MEXICO CITY – Mexican Federal Police freed two kidnapped journalists held captive since last Monday in the northern part of the country by an organized crime group, officials said Saturday.
The two were in a group of four journalists who were intercepted last Monday in the La Laguna region, which includes areas in the states of Coahuila and Durango in northern Mexico. One of them, Hector Gordoa of Televisa, was released Thursday in good health.
In an operation based on intelligence work, the agents rescued the two journalists in the city of Gomez Palacio, Durango state, according to a communique from the Public Safety Secretariat, or SSP.
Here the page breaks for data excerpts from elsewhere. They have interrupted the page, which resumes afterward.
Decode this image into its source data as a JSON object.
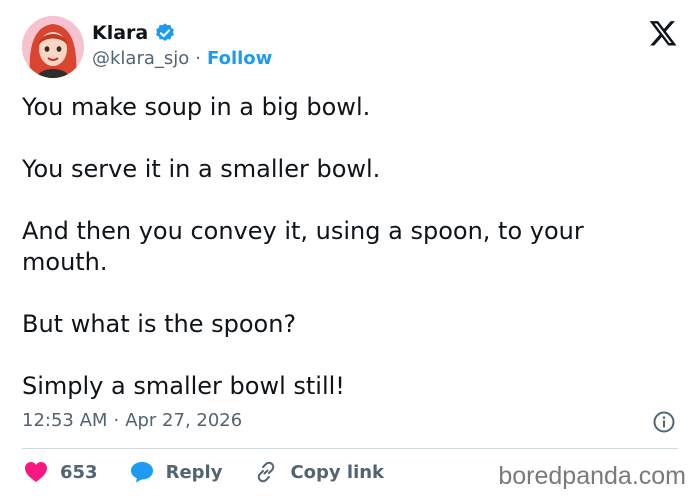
{
  "author": {
    "name": "Klara",
    "handle": "@klara_sjo",
    "separator": "·",
    "follow_label": "Follow"
  },
  "tweet": {
    "paragraphs": [
      "You make soup in a big bowl.",
      "You serve it in a smaller bowl.",
      "And then you convey it, using a spoon, to your mouth.",
      "But what is the spoon?",
      "Simply a smaller bowl still!"
    ],
    "time": "12:53 AM",
    "separator": "·",
    "date": "Apr 27, 2026"
  },
  "actions": {
    "like_count": "653",
    "reply_label": "Reply",
    "copy_link_label": "Copy link"
  },
  "watermark": "boredpanda.com",
  "colors": {
    "accent": "#1d9bf0",
    "like": "#f91880",
    "text": "#0f1419",
    "muted": "#536471"
  },
  "icons": {
    "verified": "verified-badge-icon",
    "brand": "x-logo-icon",
    "info": "info-icon",
    "like": "heart-icon",
    "reply": "speech-bubble-icon",
    "copy": "link-icon"
  }
}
Those rescued were news cameramen Javier Canales Fernandez of Multimedios Laguna and Alejandro Hernandez Pacheco of Televisa Torreon.
The whereabouts of the other journalist, Oscar Solis, a journalist at the daily El Vespertino, has not been announced, nor was it stated whether any arrests were made in the operation.
The journalists were kidnapped after covering the rioting of inmates at a jail over the arrest of the warden, accused of allowing prisoners and guards to go out at night to kill members of rival cartels.
On Friday, Interior Secretary Francisco Blake Mora, in a message read to the media, demanded the release of the reporters kidnapped by organized crime.
“This is an attack on all our society,” Blake said.
Also in northern Mexico, unknown assailants threw a grenade from a moving car at the studios of the Televisa network in the northern city of Nuevo Laredo, without claiming any victims but damaging two vehicles, officials said.
The city government confirmed through its Twitter account on Saturday that on Avenida Republica in the Infonavit neighborhood, where the TV channel’s studios are located, there was “a situation of risk from a detonation.”
Shrapnel from the grenade damaged two vehicles (an SUV and a car) belonging to network employees and broke glass in the main door.
The managing director of the company in Nuevo Laredo, Eduardo Martinez, said that no one was injured and that only material damages occurred.
In the last 10 years some 70 journalists have been killed in Mexico and to date this year 10 have already been slain. In addition, since 2006 until now, 14 have been reported missing.